Merhaba
Öncelikle bu yazacaklarımı, okumayı seven ve yazanları takdir eden birinin düşünceleri olarak alın lütfen.
Yazmayı seven kendini de bu konuda geliştirmek isteyen biri olarak algıladım sizi. Bu çok güzel.
Öykünüzle ilgili detaylara girmeyip genel bir kaç şey söylemek istiyorum izninizle.
Aklımıza önce güzel bir konu geliyor. Sonra oturup onu kaleme alıyoruz ve bir taslak ortaya çıkıyor. Ama bu ham öyküyü yazıyı olayı işlemek lazım. İşte asıl bu işleme kısmı bence birini diğerinden ayırıyor. Yoksa hikaye çok. Yazılmamış bir tanesi var mı, sanmıyorum. Ama nasıl yazıldığı, işte o her birimizi diğerinden ya da muhasebeci Mehmet’ten ayıracak.

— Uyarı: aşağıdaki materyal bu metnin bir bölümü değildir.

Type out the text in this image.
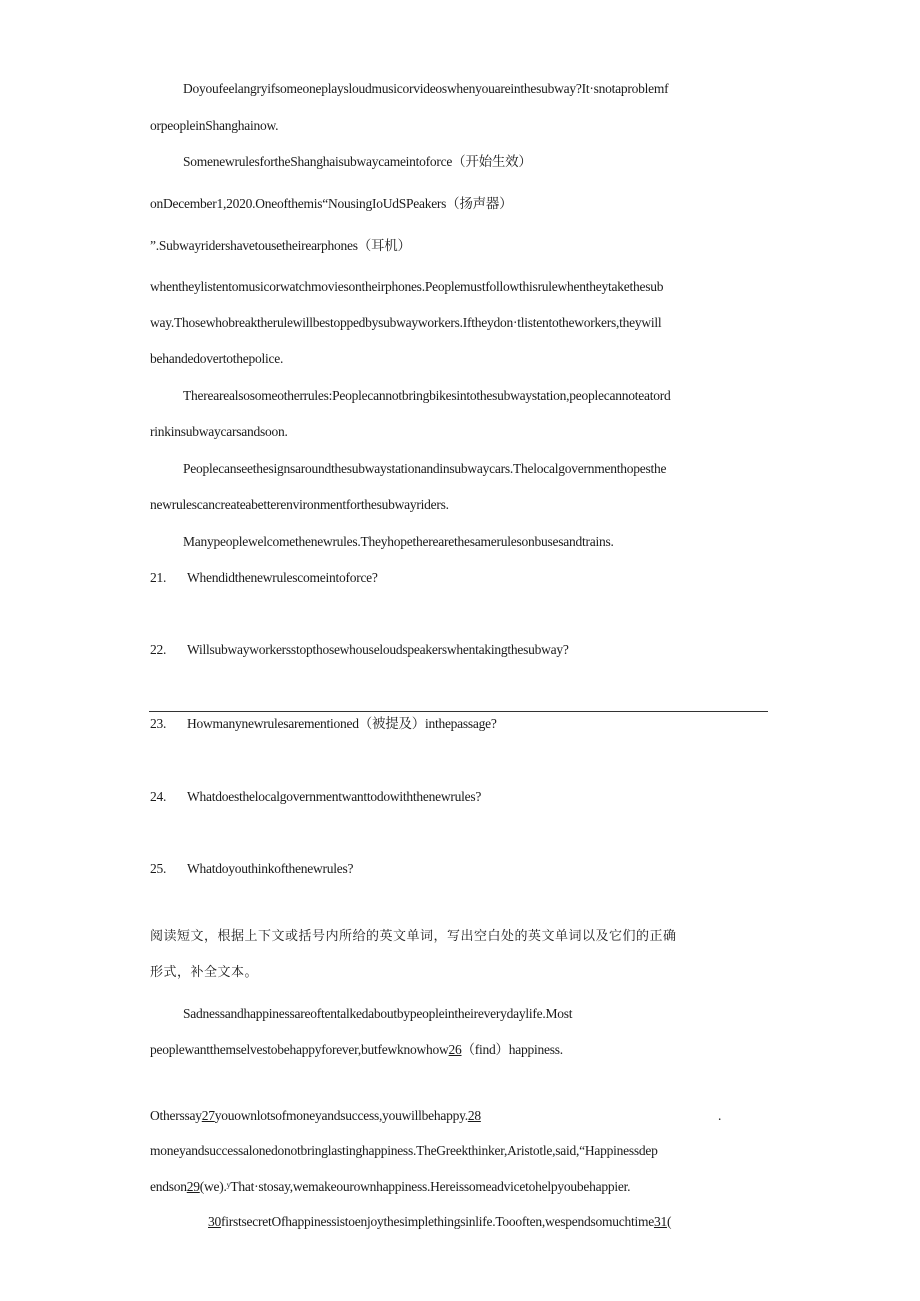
Doyoufeelangryifsomeoneplaysloudmusicorvideoswhenyouareinthesubway?It·snotaproblemf
orpeopleinShanghainow.
SomenewrulesfortheShanghaisubwaycameintoforce（开始生效）
onDecember1,2020.Oneofthemis“NousingIoUdSPeakers（扬声器）
”.Subwayridershavetousetheirearphones（耳机）
whentheylistentomusicorwatchmoviesontheirphones.Peoplemustfollowthisrulewhentheytakethesub
way.Thosewhobreaktherulewillbestoppedbysubwayworkers.Iftheydon·tlistentotheworkers,theywill
behandedovertothepolice.
Therearealsosomeotherrules:Peoplecannotbringbikesintothesubwaystation,peoplecannoteatord
rinkinsubwaycarsandsoon.
Peoplecanseethesignsaroundthesubwaystationandinsubwaycars.Thelocalgovernmenthopesthe
newrulescancreateabetterenvironmentforthesubwayriders.
Manypeoplewelcomethenewrules.Theyhopetherearethesamerulesonbusesandtrains.
21. Whendidthenewrulescomeintoforce?
22. Willsubwayworkersstopthosewhouseloudspeakerswhentakingthesubway?
23. Howmanynewrulesarementioned（被提及）inthepassage?
24. Whatdoesthelocalgovernmentwanttodowiththenewrules?
25. Whatdoyouthinkofthenewrules?
阅读短文，根据上下文或括号内所给的英文单词，写出空白处的英文单词以及它们的正确
形式，补全文本。
Sadnessandhappinessareoftentalkedaboutbypeopleintheireverydaylife.Most
peoplewantthemselvestobehappyforever,butfewknowhow26（find）happiness.
Otherssay27youownlotsofmoneyandsuccess,youwillbehappy.28	.
moneyandsuccessalonedonotbringlastinghappiness.TheGreekthinker,Aristotle,said,“Happinessdep
endson29(we).ʸThat·stosay,wemakeourownhappiness.Hereissomeadvicetohelpyoubehappier.
30firstsecretOfhappinessistoenjoythesimplethingsinlife.Toooften,wespendsomuchtime31(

Yukarıda konunun güzel olduğunu söylemişler. Katılıyorum. Orijinal bir konu mu? Değil. İlk aklıma gelen “köfte yağmuru” adlı çizgi film oldu. Tavsiye ederim izleyin. Şimdi elimizde orijinal olmayan ama güzel bir konu var. Ben olsam ne yapardım. Duygu dozunu arttırıp bunu örneklerle desteklerdim. Karakterlerle yoğururdum vs vs. Örnek:
Hamza’yı öyle bir tanımlardım ki okuyucu sosyopat bir dahi görsün ve öykünün sonunda kendi yaptığı uçan dairesini zorbalık gördüğü okulun üstüne düşürsün. Aman bu benim.
Siz daha yumuşak ve ılımlı bir Hamza istiyorsanız, öyle tanımlayın ki ben okuyunca Hamza’nın o yalnızlığını hissedeyim. Ve hikaye sonunda ölürken de aslında neden mutlu olduğunu anlayım.
Ya da okuyucu gülsün istiyorsanız, yine karakter üzerinden vurucu bir sonla bitirebilirsiniz öyküyü. İşte o zaman aslında bilindik bir konu bambaşka bir yere evrilir.
Ben olsam tekrar yazardım bu öyküyü ve burada yorum yapanlara da tek tek gönderirdim sadece yorumlarını almak için.
Bunu, yapıcı bir eleştiri olarak alacağınızı ümit ediyorum.